ギャング・オブ・キョート:カードは、渡すためにある。

ギャング・オブ・キョート:カードは、渡すためにある。

2〜5人用 約15分 8歳以上 対戦

山札から数枚のカードを引く。ところがそのうち大半は、自分の前ではなく相手の前に置かれることになる。手番プレイヤーは、引いたカードを配る側だ。京都の夜を歩き回るねこたちの、少し不思議な役割分担のゲーム。

配るのは、自分ではなく相手

手番の人は山札からプレイ人数と同じ枚数のカードを引く。3人プレイなら3枚、5人プレイなら5枚。それを1枚ずつ、自身を含む全員にちょうど1枚ずつ配る。つまり自分の手元に残るのは、そのうちの1枚だけ。残りの数字は、全部他人の列に積み上げるための道具になる。良いカードを自分に、危ない数字を相手に。この配分の判断がゲームの中心になる。

13を超えると、すべて失う

受け取ったカードは自分の前に列として並ぶ。書かれた数字は0から5。合計が13以上になった瞬間、夜ふかしになる。その人はそのラウンドの列を全部捨て札にする。他のプレイヤーは、自分の列にある鈴カードだけを得点として脇に置ける。夜ふかしをした人だけが、まるまる失う。追い込まれるのは、いつも一人だ。

鈴を欲しがるほど、危うくなる

勝利条件は鈴を13個集めること。ところが鈴カードにも数字が振られている。しかも鈴が2個のカードは、値の高いものが多い。ほしい。でも受け取ると自分の合計が跳ね上がる。得点源そのものが、自滅の火種になっている。渡された鈴カードを喜んで受け取った次の瞬間、自分の列を見て小さく息を吐く場面が繰り返される。

押し付ける、押し付けられる

灰色のねこは、渡された人の列の右端カードを一緒に捨てさせる。積み上がった相手の列を安全な数字に戻せる、防御的なカードだ。ただし自分にも来る。茶トラねこは1回だけ、渡されたカードを突き返せる。誰に何を押し付け、誰の押し付けを跳ね返すか。この綱引きが場を動かしていく。

追い込んだつもりが、追い込まれている

相手を夜ふかしに追い込めば、自分が並べた鈴カードが得点として確定する。だから積極的に危険なカードを渡したい。ただ次の手番、自分は受け取る側に回る。さっき相手を夜ふかしさせて笑っていた側が、まったく同じ顔で全部失う。京都の路地では、追う側と追われる側がすぐに入れ替わる。

13個の鈴を、先に集める

1ラウンドで得られる鈴は、うまくいってもせいぜい2、3個。

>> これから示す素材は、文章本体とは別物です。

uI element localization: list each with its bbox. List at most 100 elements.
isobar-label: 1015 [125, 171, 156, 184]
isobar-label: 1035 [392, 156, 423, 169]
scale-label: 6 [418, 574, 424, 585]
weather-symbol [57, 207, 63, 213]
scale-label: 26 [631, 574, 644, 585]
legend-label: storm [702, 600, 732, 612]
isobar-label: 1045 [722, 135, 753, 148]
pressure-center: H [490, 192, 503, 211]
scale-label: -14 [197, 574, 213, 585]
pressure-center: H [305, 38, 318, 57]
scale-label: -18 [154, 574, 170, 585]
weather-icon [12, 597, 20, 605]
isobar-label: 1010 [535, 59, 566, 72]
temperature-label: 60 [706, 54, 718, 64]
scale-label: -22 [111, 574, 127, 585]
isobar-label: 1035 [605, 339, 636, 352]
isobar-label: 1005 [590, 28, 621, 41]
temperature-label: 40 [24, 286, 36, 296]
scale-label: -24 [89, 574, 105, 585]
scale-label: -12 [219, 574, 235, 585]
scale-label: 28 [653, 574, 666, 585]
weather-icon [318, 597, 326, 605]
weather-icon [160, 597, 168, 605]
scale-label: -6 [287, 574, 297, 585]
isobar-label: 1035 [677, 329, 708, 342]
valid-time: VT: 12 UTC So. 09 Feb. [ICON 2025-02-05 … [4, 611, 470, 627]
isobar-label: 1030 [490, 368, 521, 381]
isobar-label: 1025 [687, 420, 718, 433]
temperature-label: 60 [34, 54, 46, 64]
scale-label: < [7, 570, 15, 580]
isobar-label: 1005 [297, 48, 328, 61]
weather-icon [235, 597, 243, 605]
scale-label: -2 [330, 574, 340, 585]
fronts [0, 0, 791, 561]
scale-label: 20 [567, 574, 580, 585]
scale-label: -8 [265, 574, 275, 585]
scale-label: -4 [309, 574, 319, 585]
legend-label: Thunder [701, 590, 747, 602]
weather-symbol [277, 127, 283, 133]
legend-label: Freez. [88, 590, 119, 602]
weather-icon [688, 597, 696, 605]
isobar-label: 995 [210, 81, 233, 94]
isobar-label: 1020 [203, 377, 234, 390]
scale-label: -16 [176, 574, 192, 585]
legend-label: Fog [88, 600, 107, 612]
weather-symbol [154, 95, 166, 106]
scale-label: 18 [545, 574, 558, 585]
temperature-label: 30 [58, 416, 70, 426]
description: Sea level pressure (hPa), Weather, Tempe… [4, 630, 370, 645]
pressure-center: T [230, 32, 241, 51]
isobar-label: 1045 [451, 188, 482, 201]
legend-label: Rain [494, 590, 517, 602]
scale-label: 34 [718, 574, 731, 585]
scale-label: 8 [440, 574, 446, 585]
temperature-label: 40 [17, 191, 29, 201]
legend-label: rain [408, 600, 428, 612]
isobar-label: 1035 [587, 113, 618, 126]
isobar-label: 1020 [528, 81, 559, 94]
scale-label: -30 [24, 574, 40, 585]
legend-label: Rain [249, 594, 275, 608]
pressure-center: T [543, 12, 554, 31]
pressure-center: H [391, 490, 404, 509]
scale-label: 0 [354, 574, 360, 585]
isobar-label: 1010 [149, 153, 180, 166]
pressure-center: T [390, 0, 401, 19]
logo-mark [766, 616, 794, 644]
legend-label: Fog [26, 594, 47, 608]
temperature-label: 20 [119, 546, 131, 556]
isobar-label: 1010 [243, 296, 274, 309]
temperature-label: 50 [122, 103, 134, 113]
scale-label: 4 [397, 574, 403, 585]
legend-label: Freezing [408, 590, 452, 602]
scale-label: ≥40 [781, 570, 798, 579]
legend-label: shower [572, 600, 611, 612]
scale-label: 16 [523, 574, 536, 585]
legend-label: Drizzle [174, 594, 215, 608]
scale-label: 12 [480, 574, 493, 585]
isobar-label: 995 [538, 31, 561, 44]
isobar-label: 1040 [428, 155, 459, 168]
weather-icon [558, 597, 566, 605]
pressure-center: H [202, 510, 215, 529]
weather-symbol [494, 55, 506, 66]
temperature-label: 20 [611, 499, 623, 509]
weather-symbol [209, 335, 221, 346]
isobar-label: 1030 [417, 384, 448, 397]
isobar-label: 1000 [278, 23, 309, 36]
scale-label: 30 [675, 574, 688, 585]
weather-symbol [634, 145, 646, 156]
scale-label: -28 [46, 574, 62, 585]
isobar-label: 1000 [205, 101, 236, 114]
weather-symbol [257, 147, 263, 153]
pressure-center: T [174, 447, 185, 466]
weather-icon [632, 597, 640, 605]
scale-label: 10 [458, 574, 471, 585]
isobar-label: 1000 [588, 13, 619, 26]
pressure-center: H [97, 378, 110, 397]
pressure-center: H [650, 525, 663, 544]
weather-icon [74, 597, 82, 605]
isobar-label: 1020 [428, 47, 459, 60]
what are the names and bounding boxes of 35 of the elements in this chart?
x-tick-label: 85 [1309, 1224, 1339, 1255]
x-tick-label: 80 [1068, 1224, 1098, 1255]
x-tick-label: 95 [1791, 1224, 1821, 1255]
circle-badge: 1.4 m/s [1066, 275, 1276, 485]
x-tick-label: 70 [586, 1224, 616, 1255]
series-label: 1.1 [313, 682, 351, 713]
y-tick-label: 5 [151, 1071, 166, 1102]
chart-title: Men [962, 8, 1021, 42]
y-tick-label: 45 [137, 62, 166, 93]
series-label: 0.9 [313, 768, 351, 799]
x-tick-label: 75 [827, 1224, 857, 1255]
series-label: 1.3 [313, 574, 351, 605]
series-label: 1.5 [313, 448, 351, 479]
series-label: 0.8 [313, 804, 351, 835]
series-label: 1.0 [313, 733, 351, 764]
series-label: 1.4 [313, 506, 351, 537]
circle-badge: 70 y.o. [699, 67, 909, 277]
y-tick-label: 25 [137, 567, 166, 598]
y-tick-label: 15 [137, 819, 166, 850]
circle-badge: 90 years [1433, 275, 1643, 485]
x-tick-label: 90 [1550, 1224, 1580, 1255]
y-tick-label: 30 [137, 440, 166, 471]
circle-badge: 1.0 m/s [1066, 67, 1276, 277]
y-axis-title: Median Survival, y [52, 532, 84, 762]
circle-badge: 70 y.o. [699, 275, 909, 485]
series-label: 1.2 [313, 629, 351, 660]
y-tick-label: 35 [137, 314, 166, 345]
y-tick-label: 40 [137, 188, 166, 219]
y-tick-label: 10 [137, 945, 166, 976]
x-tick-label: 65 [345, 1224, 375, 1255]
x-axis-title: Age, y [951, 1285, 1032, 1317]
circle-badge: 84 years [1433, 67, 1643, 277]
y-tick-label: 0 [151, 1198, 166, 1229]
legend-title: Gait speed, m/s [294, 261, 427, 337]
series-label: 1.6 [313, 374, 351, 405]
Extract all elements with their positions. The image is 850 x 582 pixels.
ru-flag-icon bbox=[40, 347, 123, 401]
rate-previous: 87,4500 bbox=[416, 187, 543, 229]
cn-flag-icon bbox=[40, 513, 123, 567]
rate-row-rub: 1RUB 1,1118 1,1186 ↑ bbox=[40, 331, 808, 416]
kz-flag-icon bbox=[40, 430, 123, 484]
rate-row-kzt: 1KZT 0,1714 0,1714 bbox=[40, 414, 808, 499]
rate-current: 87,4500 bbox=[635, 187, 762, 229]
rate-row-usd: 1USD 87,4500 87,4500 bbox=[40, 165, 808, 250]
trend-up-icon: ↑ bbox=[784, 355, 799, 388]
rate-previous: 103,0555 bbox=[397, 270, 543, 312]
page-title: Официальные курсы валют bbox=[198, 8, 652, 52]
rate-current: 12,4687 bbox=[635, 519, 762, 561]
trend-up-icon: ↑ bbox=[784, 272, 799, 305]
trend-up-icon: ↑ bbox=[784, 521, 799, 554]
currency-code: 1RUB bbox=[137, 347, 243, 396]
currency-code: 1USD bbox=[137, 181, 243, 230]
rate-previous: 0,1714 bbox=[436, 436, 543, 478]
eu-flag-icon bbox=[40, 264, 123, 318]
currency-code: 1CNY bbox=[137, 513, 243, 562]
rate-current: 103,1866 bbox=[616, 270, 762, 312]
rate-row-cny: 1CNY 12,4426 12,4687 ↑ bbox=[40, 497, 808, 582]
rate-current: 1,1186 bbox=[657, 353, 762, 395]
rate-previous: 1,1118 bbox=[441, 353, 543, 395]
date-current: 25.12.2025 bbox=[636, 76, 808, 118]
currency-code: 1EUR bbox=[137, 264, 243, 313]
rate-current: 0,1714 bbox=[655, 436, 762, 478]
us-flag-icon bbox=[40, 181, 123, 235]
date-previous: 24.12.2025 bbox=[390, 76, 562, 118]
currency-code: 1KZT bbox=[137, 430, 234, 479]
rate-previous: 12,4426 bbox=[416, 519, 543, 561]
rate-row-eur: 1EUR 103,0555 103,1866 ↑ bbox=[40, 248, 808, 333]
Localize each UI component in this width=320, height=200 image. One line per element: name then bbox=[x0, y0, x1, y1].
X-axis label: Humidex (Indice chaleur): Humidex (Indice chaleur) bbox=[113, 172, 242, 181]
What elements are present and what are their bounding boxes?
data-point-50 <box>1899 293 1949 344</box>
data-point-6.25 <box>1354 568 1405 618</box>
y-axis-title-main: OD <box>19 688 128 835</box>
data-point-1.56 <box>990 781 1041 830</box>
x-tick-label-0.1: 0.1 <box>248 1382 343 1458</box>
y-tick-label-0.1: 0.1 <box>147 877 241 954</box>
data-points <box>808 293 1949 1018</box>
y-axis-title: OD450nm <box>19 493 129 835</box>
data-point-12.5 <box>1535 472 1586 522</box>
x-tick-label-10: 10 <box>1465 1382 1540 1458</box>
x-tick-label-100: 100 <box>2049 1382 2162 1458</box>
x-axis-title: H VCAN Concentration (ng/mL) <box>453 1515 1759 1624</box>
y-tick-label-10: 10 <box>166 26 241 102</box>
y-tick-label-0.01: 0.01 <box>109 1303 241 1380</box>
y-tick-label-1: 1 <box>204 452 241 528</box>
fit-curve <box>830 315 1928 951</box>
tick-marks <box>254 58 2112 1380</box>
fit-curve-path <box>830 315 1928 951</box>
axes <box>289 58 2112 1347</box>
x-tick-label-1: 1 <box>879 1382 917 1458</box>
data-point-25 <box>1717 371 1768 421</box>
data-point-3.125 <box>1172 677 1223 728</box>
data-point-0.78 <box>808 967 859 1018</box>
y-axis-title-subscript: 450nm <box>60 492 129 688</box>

勝利の13個に届くには何ラウンドか重ねる必要がある。鈴が多く並んだ手前で誰かを夜ふかしさせられれば大きい。誰かが上限を18まで広げる黒ねこを列に持っているなら、慌てず数字を積む。場に並んだ列を眺めながら、次の1枚を誰に渡すかがだんだん重くなる。ルディガー・ドーンによるブラックジャック系のカードゲームは、遊ぶほどに「あの人にはあれを渡そう」という読みが濃くなっていく。

こんな人におすすめ

  • 短時間でさっと遊べるカードゲームを探している
  • 引くか止まるかの駆け引きが好き
  • 相手との押し引きが強いゲームが好み
  • かわいいイラストのゲームで大人も楽しみたい
  • 2〜5人で対応できる家族向け作品を探している


このゲーム、気になったらぜひ実際に遊んでみてください。